If you need help on where to start on your closet, my colleague, Elizabeth Hagen, is hosting a teleseminar on August 19th, 1 p.m. EST on “How to Organize Your Closet so you will get Dressed… Not Stressed!“  She is very good at walking folks through the organizing process step-by-step.  The seminar is not free, but is under $20.

Now you don’t have any more excuses.  Get crackin’ on that closet so you can go shopping while the good stuff is on sale. With your double-hang rods you can fit twice as much in there!

Small Space Solutions

Monday, April 27th, 2009

One main cause of clutter is “too much stuff for too little space.” Sometimes this problem can be solved in a tight spot with creative uses of space that is ignored. Try to take a new look at your small area with these suggestions in mind.

1. Go Vertical!

As you look around in the room, note how much of the top half of the walls are utilized. Brainstorm how you can take advantage of those walls with storage options like:

  • Floor to ceiling bookshelves
  • Floating shelving
  • A wall-mounted cabinet

If there are furniture pieces taking up floor space below, you may as well put storage above. No one will hit their head!

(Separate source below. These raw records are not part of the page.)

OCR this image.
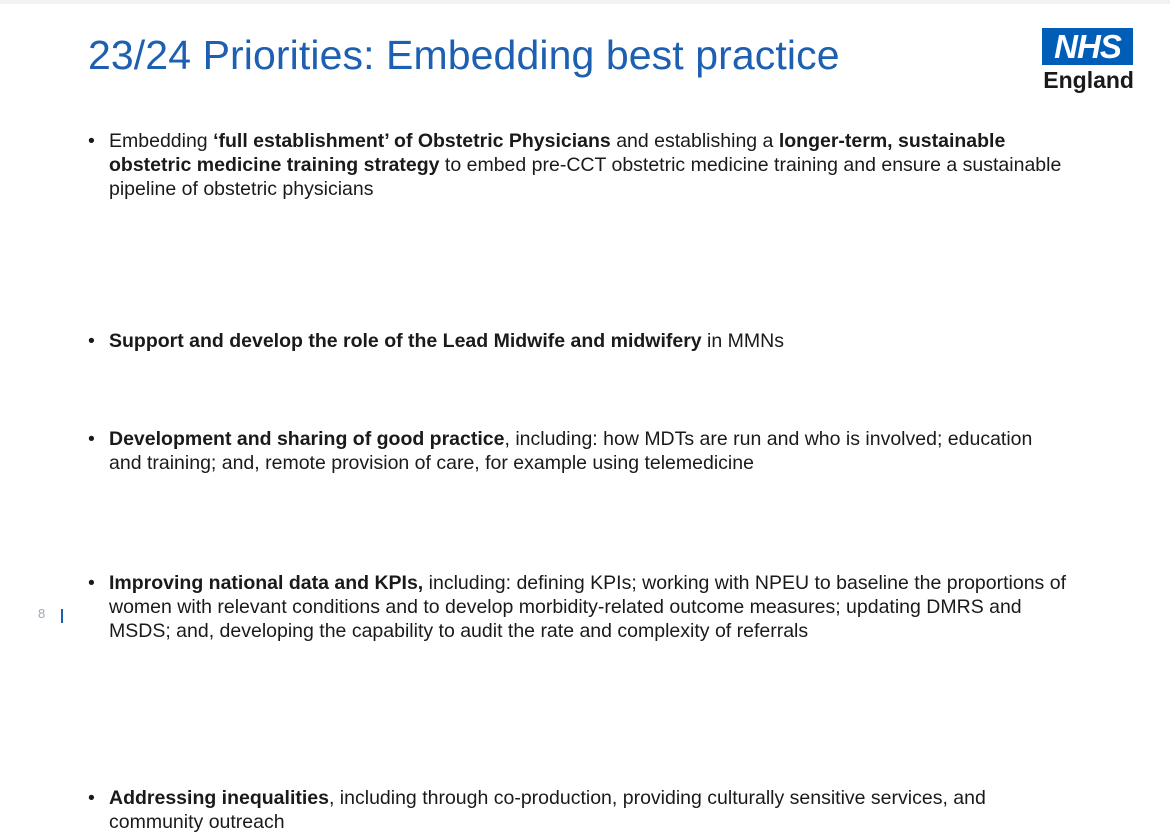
23/24 Priorities: Embedding best practice	NHS
England
• Embedding ‘full establishment’ of Obstetric Physicians and establishing a longer-term, sustainable obstetric medicine training strategy to embed pre-CCT obstetric medicine training and ensure a sustainable pipeline of obstetric physicians
• Support and develop the role of the Lead Midwife and midwifery in MMNs
• Development and sharing of good practice, including: how MDTs are run and who is involved; education and training; and, remote provision of care, for example using telemedicine
• Improving national data and KPIs, including: defining KPIs; working with NPEU to baseline the proportions of women with relevant conditions and to develop morbidity-related outcome measures; updating DMRS and MSDS; and, developing the capability to audit the rate and complexity of referrals
• Addressing inequalities, including through co-production, providing culturally sensitive services, and community outreach
8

2. Find unused pockets of dead air

Places to look include under the bed, behind a door, near the floor in the lower half of a closet, and above the one shelf in the closet. These are great spaces for storage and tons of organizing products are available. Easy-to-install shelving is available at most home improvement centers.

3. Use dual-purpose furniture

A book shelf makes a great headboard for a twin bed – shelves for books and alarm clock above and remote storage below bed level. Place a cedar chest in a window nook or at the end of the bed to double as seating and storage. A bedside table with two or more drawers can hold 75-100 CD’s on end with the titles showing.

The good news is that these tips will enable you to fit more stuff into a small space. The bad news… you may still have leftovers. Assuming that you put away what was most valuable to you, evaluate what is left. If you don’t use it or love it, give it away. Someone else can put it to good use!